I flipped two coins thirty times and here are the results;

8 flips were both heads (27%)

7 flips were both tails (23%)

15 flips were one of each (50%)

If we consider heads to be boys and tails to be girls, then a boy/girl combo is twice as likely as a combo where the genders match.

With the gender of one of them known it eliminates 25% of the possible combinations, leaving a mixed combo twice as likely as the remaining same gender combo.

Since mixed gender combinations are twice as probable as same gender combinations that leaves a 2:3 chance that the other child is a boy and a 1:3 chance that it is a girl.

Anonymous 0 Comments

Okay, so maybe this isn’t “Like I’m 5” buuuuuut I wrote a python script to convince myself of this, in particular the part about the names. It made sense to me when I defined and ordered the filter functions. Also, could not think of female names that started with some letters…
“`
import random

random.seed()

GENDERS = [“Boy”, “Girl”]
BOY_NAMES = [“John”, “Paul”, “George”, “Ringo”]
GIRL_NAMES = [“Beyonce”, “Kelly”, “Michelle”, “LaTavia”, “LeToya”, “Farrah”, “Alice”, “Betty”, “Catherine”
, “Doris”, “Ethel”, “Francis”, “Gretchen”, “Helen”, “Izzy”, “Janice”, “Karen”, “Lauren”, “Maureen”
, “Nancy”, “Ophelia”, “Patty”, “Quigly”, “Regina”, “Stacy”, “Terry”, “Ultrabiglady”, “Vera”
, “Wendy”, “Xavia”, “Yoonis”, “Zazzy”]

class Child:
def __init__(self):
self.gender = random.choice(GENDERS)

names = GIRL_NAMES if self.gender == “Girl” else BOY_NAMES
self.name = random.choice(names)

def print(self):
print(self.name, f”({self.gender})”)

class ChildPair:
def __init__(self):
self.first = Child()
self.second = Child()

#filter functions
hasOneGirl = lambda x : x.first.gender == “Girl” or x.second.gender == “Girl”
hasTwoGirls = lambda x : x.first.gender == “Girl” and x.second.gender == “Girl”
hasBeyonce = lambda x : x.first.name == “Beyonce” or x.second.name == “Beyonce”

pairs = [ChildPair() for i in range(0, 100000)]

oneGirl = list(filter(hasOneGirl, pairs))
twoGirls = list(filter(hasTwoGirls, pairs))
oneGirlAndBeyonce = list(filter(hasBeyonce, oneGirl))
twoGirlsAndBeyonce = list(filter(hasBeyonce, twoGirls))

print(“Families with one girl”, len(oneGirl))
print(“Families with two girls”, len(twoGirls))
print(“Odds second child is girl: “, “%.3f” % (len(twoGirls) * 100.0 / len(oneGirl)))

print(“Families with at least one girl named beyonce”, len(oneGirlAndBeyonce))
print(“Families with two girls and one is named beyonce”, len(twoGirlsAndBeyonce))
print(“Odds second child is girl: “, “%.3f” % (len(twoGirlsAndBeyonce) * 100.0 / len(oneGirlAndBeyonce)))
“`

Results:
“`
Families with one girl 74828
Families with two girls 25100
Odds second child is girl: 33.544
Families with at least one girl named beyonce 3092
Families with two girls and one is named beyonce 1567
Odds second child is girl: 50.679
“`

Anonymous 0 Comments

How is everyone in this thread so wrong?

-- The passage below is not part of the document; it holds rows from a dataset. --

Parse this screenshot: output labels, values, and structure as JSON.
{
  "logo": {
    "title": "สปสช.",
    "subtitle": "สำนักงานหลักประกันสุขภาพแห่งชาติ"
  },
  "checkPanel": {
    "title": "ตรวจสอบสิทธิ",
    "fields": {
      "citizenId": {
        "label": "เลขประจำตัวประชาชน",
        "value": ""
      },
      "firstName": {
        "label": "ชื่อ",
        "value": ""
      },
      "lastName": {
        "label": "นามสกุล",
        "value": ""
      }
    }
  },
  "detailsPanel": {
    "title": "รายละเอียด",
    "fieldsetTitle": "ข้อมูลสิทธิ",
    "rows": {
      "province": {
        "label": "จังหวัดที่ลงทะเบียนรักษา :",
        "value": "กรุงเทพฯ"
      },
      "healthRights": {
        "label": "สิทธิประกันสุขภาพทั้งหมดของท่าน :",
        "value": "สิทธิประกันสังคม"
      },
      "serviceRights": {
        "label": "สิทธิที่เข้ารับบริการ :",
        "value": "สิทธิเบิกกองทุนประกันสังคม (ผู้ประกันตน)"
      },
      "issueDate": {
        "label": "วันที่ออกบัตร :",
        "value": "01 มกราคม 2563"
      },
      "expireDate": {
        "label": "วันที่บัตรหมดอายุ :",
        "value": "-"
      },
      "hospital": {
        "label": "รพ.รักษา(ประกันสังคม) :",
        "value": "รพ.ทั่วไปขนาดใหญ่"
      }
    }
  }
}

The answer to the first question is 50%, not 33%. This is not a paradox in any way. The probability of the sex of one kid is entirely independent on the sex of another. A family could have 99 girls and the probability of the 100th kid being a girl is still 50%.

Everyone here seems to be breaking this up into possible family combinations, yet they overlook two of the possibilities involving the boy/boy and girl/girl combinations. So there’s B/G, G/B, B/b, b/B, G/g, and g/G. Since one is a girl, elimination the two boy combinations and we’re left with: B/G, G/B, G/g, and g/G. There’s 2/4 combinations with a second girl. The answer is 50%.

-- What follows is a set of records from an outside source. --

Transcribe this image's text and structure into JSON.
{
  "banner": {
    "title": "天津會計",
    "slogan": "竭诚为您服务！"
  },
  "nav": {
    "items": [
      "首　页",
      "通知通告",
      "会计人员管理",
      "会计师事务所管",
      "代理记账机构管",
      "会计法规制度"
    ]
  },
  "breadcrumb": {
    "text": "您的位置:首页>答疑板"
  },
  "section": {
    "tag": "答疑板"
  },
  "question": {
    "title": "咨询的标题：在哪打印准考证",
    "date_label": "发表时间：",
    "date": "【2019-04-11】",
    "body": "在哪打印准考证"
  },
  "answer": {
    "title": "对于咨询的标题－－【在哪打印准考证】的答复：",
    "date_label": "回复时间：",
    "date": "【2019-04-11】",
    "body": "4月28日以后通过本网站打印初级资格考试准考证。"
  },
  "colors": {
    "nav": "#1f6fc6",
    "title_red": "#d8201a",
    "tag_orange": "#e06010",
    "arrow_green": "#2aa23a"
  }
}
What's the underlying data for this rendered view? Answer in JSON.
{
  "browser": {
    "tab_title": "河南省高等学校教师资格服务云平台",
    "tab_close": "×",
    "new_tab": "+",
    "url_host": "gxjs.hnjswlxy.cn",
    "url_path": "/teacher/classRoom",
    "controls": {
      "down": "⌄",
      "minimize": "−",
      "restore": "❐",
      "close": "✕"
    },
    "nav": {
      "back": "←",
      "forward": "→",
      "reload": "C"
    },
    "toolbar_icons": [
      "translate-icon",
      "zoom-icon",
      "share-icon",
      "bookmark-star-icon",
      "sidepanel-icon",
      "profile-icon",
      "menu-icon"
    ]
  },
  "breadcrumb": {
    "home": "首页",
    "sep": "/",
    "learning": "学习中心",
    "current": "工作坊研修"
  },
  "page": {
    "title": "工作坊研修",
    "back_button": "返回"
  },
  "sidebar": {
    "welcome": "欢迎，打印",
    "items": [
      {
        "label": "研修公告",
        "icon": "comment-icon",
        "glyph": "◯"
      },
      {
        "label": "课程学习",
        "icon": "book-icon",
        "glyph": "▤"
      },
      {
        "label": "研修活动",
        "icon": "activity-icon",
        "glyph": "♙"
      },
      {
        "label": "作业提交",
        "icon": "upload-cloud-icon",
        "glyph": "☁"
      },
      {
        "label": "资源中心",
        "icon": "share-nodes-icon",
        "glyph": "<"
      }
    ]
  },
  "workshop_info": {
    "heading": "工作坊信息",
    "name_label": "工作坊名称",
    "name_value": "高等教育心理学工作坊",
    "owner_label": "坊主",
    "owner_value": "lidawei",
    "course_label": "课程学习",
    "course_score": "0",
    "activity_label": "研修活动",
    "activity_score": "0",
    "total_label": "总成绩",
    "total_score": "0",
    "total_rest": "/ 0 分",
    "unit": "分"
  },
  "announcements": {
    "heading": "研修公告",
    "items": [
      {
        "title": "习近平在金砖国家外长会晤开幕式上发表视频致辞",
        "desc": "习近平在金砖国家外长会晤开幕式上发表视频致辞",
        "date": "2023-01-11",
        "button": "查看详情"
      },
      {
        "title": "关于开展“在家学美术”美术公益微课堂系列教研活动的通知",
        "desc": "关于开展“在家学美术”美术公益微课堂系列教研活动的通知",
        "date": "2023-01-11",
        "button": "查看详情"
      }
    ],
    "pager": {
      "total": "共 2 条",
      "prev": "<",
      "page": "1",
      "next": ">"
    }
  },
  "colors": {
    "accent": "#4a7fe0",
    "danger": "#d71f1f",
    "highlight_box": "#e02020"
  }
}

Everyone claiming otherwise is wrong. Flat out. ORDER DOES NOT MATTER

Anonymous 0 Comments

The way this is worded, it isn’t 33.33%. There’s no argument for it. When you say one child is a girl, you lock in one gender. The ordering of children is irrelevant. The only possible combos are GG and GB, because the first child, the one we know the gender of, is G.